Lodi has no STR-specific occupancy cap. The city does not maintain a dedicated short-term rental ordinance; operators rely on a home occupation permit and pay the city's 6% transient occupancy tax. A short-term rental definition was added to LMC 17.78.020 in Phase 3 of the Incremental Code Update (adopted October 2025), but operational standards such as a guests-per-bedroom rule have not been codified.
As of the most recent Incremental Code Update, Lodi regulates short-term stays primarily through three mechanisms rather than through a dedicated STR chapter with occupancy formulas. First, hosts obtain a home occupation permit (the city has identified the permit fee at roughly $100 in past staff and council discussions) and remit the city's 6% transient occupancy tax under the Lodi Municipal Code's TOT chapter.

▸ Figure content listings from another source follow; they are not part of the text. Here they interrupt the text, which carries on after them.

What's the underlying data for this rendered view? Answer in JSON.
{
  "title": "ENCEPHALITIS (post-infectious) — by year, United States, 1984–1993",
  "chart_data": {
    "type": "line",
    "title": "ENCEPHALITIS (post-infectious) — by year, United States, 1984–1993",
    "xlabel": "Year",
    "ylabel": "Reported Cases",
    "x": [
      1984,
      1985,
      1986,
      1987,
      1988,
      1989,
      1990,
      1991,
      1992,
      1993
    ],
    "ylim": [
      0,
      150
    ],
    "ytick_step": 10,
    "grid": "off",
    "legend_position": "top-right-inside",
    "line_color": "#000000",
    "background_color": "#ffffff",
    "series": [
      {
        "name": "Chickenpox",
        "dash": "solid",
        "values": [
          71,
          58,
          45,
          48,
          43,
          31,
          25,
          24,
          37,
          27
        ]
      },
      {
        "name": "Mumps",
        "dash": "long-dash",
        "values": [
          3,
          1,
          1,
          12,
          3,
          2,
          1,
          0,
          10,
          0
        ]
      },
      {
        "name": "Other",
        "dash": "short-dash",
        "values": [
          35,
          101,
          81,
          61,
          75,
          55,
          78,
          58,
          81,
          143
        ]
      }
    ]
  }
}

Second, only Phase 3 of the code update (adopted October 2025) added a definition of "short-term rental" to LMC 17.78.020, alongside other new defined terms; this established the term in the code but did not create per-property guest caps tied to bedroom count or square footage of the kind seen in cities such as San Diego or Sonoma County. Third, the underlying residential zoning controls in LMC Title 17 still apply to dwellings used for STRs, including density, parking, and use limitations of the residential district, and California Government Code section 65852.2 governs ADUs (which cannot be used for stays of less than 30 days under state law unless a city chooses to allow it). Because Lodi reported 79 registered short-term rentals out of roughly 27,000 housing units in early 2024 (about 0.3 percent of the housing stock), the city council elected at that time not to adopt a stand-alone STR ordinance with cap-style occupancy limits. Operators should still observe California Building Code occupant load standards for the dwelling and any HOA or CC&R restrictions, and should confirm whether their San Joaquin County health permit or business license obligations apply to their specific operation.
Operating without a home occupation permit or failing to remit the 6% transient occupancy tax can result in code enforcement action, back-tax assessments, penalties, and interest. Overcrowding that creates a public nuisance, fire-code violation, or building-code violation can be enforced under the city's general nuisance and building-safety provisions even without an STR-specific occupancy cap.